Snap the asparagus into 1-2 inch pieces and simmer in chicken broth until tender. Move to a bowl and reserve some of the chicken broth that simmered the asparagus. Blend in batches until smooth.

In the pan used to simmer the asparagus, melt the butter and saute the onions and garlic until glassy. Then add the flour and saute for a couple minutes. Add in the reserved chicken broth slowly and cook for a while. Then put this in the blender and blend it up. Put the blended asparagus and onion mixture back in the pan and stir until warm again. Stir in the yogurt. To keep it from clumping too badly, I put the yogurt in a bowl and slowly thinned it out with soup until it would mix in smoothly. I think I put the salt and pepper in at the end.
One recipe suggested adding some fresh grated parmesan cheese at the end so I used some for garnish but it was too much and I would try something different for garnish next time.
I thought the soup was quite tasty and a good way to use the asparagus that lightens the flavor a bit. The rest of my family were not such big fans so next time, I will eat it all myself.

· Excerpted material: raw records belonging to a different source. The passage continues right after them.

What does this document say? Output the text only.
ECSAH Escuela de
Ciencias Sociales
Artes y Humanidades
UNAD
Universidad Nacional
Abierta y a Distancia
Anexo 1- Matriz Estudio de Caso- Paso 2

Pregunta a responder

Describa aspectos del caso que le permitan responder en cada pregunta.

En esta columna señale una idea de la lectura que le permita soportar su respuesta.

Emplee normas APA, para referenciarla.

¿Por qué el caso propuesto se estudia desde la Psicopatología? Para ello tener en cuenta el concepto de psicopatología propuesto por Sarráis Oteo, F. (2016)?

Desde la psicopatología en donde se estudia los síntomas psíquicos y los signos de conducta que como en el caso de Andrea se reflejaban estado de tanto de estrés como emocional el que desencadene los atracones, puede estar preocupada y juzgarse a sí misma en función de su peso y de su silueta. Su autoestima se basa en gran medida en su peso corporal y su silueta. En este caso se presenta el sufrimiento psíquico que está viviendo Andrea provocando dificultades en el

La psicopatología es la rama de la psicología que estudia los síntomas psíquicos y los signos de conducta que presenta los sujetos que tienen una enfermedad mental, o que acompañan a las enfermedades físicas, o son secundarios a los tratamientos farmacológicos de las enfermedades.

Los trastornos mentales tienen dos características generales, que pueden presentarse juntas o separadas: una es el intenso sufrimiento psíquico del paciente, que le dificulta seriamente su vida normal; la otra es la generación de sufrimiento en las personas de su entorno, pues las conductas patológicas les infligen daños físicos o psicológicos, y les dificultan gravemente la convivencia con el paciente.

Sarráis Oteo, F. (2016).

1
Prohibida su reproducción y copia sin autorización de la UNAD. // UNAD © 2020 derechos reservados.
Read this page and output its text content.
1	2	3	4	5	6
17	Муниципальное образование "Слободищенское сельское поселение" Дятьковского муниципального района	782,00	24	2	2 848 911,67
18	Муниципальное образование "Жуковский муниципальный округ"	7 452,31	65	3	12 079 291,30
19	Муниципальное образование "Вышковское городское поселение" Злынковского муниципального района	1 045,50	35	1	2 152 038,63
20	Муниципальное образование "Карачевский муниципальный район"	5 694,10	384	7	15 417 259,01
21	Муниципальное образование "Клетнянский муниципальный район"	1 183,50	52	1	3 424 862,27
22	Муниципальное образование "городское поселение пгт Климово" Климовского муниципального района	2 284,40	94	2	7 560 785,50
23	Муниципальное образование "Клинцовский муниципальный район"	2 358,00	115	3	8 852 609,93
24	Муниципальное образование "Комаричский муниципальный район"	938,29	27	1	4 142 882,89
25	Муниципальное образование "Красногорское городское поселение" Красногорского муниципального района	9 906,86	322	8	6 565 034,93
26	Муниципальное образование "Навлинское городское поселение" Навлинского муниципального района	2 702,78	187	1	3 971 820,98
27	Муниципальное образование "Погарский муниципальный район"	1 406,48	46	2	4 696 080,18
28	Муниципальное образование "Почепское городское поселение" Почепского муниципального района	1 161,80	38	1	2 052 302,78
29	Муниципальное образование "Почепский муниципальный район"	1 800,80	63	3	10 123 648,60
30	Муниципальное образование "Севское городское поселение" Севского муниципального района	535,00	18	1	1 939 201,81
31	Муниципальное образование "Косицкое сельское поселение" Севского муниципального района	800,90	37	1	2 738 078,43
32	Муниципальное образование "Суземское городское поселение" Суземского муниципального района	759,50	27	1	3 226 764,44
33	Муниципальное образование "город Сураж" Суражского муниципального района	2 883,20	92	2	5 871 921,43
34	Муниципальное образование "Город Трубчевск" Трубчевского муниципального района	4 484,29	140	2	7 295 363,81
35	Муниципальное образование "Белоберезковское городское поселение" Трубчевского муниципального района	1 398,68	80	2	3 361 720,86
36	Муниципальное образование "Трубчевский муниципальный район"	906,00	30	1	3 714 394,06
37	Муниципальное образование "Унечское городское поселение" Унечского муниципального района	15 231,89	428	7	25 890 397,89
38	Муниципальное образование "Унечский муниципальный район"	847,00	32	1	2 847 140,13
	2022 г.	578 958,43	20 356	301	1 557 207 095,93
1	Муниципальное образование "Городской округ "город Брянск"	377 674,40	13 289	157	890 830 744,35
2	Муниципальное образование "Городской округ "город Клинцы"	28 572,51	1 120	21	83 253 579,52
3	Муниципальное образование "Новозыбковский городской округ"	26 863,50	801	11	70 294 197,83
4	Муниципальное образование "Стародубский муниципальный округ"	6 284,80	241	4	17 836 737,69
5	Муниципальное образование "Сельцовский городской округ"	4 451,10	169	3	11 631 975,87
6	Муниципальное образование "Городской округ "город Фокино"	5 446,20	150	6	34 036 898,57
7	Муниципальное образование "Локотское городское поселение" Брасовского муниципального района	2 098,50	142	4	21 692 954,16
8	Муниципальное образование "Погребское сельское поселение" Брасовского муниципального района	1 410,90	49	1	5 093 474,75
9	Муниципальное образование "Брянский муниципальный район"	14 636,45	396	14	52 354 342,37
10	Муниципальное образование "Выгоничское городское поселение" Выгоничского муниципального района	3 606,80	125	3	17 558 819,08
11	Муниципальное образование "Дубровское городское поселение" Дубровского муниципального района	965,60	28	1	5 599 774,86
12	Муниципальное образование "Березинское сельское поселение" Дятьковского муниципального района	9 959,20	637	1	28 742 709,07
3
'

Any ideas for what to do with zucchini and squash?

Saturday, April 2, 2011

Lady who lunches

Elizabeth goes to preschool at Mrs. Rita's house 2 day/week and she has to bring her lunch. I try to make her lunch somewhat cute or fun so she'll eat enough so as not to melt from hunger later in the day. I generally try to pack her something fairly healthy that she will happily eat.
This lunch is a peanut butter and honey sandwich cut in the shape of a mama and baby elephant, some melon, a wholewheat banana bread muffin and some cheese-its. She also gets a thermos of milk to go along with it. I've been using the disposable/reusable tupperwares so that if one gets lost it's not a big deal but we can reuse them to save on the landfills. The melon and cheese its are in muffin tin liners.


This is the cutter that I have for sandwiches. It came in a 4 pack so we also have one that makes a doggie in a house, one that makes two fishes and one that makes a butterfly. If we used normal squarish sandwich bread, this would be perfect for cutting. With the wide whole wheat bread that we use, there is an edge on one side that usually gets eaten at breakfast.


This is another lunch which is quite a bit bigger... I must have been hungry that morning when I was packing. She has peanut butter and jelly, a cheese stick, another muffin, some broccoli, some fruit cocktail and two pink pocky sticks.